Amor toda costa - Javier Dominguez

Amor a toda costa

Comprendo que nadie entendiera mi decisión de marcharme a vivir a la playa, no todos están dispuestos a dejar las comodidades urbanas y mucho menos por amor.

No puedo negar que añoro el agua caliente de la regadera o el aire acondicionado. Ahora vivo en una casucha en la playa. Por el sur tengo a la autopista, por el este y el oeste los manglares, y por el norte el mar de Amada.

Cada tarde voy a la playa y me siento a contar las crestas de las olas mientras ella llega. Hoy conté trescientas ochenta y dos crestas cuando salió del agua.

Fue por Amada por lo que abandoné todo. Hace tres años muchos me interrogaron por mi súbita afición a la playa, como no podía desvelar el secreto, sólo dije que había conocido a una mujer única.

Nuestro romance no fue sencillo, claro.
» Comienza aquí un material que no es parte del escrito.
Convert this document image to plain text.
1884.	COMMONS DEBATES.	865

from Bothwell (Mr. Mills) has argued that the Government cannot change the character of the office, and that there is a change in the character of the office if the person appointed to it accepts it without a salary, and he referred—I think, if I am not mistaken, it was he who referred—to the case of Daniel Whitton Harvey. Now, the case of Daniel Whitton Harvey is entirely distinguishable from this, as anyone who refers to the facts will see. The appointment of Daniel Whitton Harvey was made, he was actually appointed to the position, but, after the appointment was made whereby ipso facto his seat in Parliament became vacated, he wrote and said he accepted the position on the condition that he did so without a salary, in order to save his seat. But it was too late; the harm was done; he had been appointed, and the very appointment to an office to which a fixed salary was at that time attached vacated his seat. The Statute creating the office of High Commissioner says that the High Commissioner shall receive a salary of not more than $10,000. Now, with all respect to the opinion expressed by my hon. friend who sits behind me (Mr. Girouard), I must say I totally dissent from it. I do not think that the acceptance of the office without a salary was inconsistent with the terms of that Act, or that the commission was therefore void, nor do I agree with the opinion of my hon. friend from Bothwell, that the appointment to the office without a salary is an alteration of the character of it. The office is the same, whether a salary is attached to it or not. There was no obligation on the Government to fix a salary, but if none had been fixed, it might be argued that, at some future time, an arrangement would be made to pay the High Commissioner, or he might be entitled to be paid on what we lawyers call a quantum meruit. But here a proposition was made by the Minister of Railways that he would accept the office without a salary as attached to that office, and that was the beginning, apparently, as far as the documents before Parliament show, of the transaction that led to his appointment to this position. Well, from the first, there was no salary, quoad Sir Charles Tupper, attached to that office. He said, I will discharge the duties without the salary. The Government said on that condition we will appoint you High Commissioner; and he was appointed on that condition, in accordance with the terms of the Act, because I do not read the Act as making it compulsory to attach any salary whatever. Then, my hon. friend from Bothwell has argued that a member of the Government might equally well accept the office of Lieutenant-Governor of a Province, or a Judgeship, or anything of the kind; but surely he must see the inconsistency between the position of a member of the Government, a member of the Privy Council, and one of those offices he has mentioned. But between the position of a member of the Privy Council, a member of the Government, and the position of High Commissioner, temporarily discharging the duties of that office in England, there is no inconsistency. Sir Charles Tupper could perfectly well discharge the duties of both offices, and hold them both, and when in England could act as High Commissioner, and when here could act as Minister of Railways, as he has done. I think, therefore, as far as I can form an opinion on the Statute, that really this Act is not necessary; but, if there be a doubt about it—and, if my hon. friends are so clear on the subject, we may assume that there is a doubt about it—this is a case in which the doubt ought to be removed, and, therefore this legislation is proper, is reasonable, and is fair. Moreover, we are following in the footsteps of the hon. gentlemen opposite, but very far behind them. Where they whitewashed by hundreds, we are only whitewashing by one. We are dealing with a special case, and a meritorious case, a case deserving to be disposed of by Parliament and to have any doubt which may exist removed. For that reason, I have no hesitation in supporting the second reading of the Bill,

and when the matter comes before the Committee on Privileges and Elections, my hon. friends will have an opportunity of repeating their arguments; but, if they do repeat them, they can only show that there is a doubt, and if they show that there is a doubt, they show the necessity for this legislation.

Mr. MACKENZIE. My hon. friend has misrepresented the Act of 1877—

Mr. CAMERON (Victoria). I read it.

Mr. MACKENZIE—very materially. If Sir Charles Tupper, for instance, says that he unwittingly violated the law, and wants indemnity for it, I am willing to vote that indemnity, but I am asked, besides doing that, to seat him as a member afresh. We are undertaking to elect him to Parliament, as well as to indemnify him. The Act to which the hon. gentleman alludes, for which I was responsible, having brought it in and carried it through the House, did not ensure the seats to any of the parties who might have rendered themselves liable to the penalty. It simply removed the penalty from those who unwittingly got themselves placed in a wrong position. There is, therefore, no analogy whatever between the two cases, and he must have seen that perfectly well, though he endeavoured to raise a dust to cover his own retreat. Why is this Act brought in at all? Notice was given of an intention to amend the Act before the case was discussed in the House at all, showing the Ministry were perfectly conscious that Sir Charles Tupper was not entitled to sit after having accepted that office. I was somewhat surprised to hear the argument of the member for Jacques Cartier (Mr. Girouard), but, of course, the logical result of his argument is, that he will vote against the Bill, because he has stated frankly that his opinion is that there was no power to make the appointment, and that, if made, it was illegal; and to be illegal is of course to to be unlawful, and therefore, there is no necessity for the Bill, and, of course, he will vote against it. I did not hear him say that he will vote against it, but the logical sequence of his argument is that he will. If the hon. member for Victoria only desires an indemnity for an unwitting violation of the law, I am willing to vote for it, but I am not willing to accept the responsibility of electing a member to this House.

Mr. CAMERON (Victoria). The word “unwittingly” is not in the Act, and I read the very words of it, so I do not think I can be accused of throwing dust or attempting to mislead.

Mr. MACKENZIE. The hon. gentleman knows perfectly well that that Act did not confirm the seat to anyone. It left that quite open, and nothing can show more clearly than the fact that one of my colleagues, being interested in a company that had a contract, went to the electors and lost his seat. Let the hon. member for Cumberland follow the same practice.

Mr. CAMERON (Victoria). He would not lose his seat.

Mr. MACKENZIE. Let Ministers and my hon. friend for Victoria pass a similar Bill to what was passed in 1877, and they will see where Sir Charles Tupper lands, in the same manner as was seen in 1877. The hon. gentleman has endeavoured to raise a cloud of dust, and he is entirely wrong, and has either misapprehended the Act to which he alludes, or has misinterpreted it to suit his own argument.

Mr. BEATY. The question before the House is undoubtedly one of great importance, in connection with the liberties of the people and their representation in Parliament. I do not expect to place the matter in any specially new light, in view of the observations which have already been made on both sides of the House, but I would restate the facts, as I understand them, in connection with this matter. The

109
Yo no sabía nadar ni ella caminar, por lo tanto, al principio sólo nos veíamos en la orilla de la playa. Luego ella me enseñó a nadar y a respirar bajo el agua. Amada me llevó a conocer su casa en el Mar Caribe, comimos plancton y escapamos de los pescadores. Luego yo le enseñé a caminar, le mostré mi choza y comimos tostones con ajo.

Pero hace unas semanas nos confiamos de la soledad de los manglares y decidimos vernos en plena tarde. Nos metimos bajo el aire espeso de las plantas, fue quizás el oleaje y la espuma lo que llamó la atención de unos turistas en lancha, quienes al vernos jugueteando nos fotografiaron. Luego vinieron la prensa, los curiosos y los oportunistas que deseaban cobrar para ver a Amada. Fue divertido al principio, pero después apenas podíamos vernos entre tantos entrometidos, por eso la cité hoy para participarle mi decisión definitiva e irrevocable.

Ella me mira con sus inmensos ojos plateados. Sorprendida porque he decidido marcharme, marcharme de esta choza y seguirla hasta el fondo del mar.

¿Podía ser de otra forma? Esas cosas suceden cuando se vive un amor a toda costa.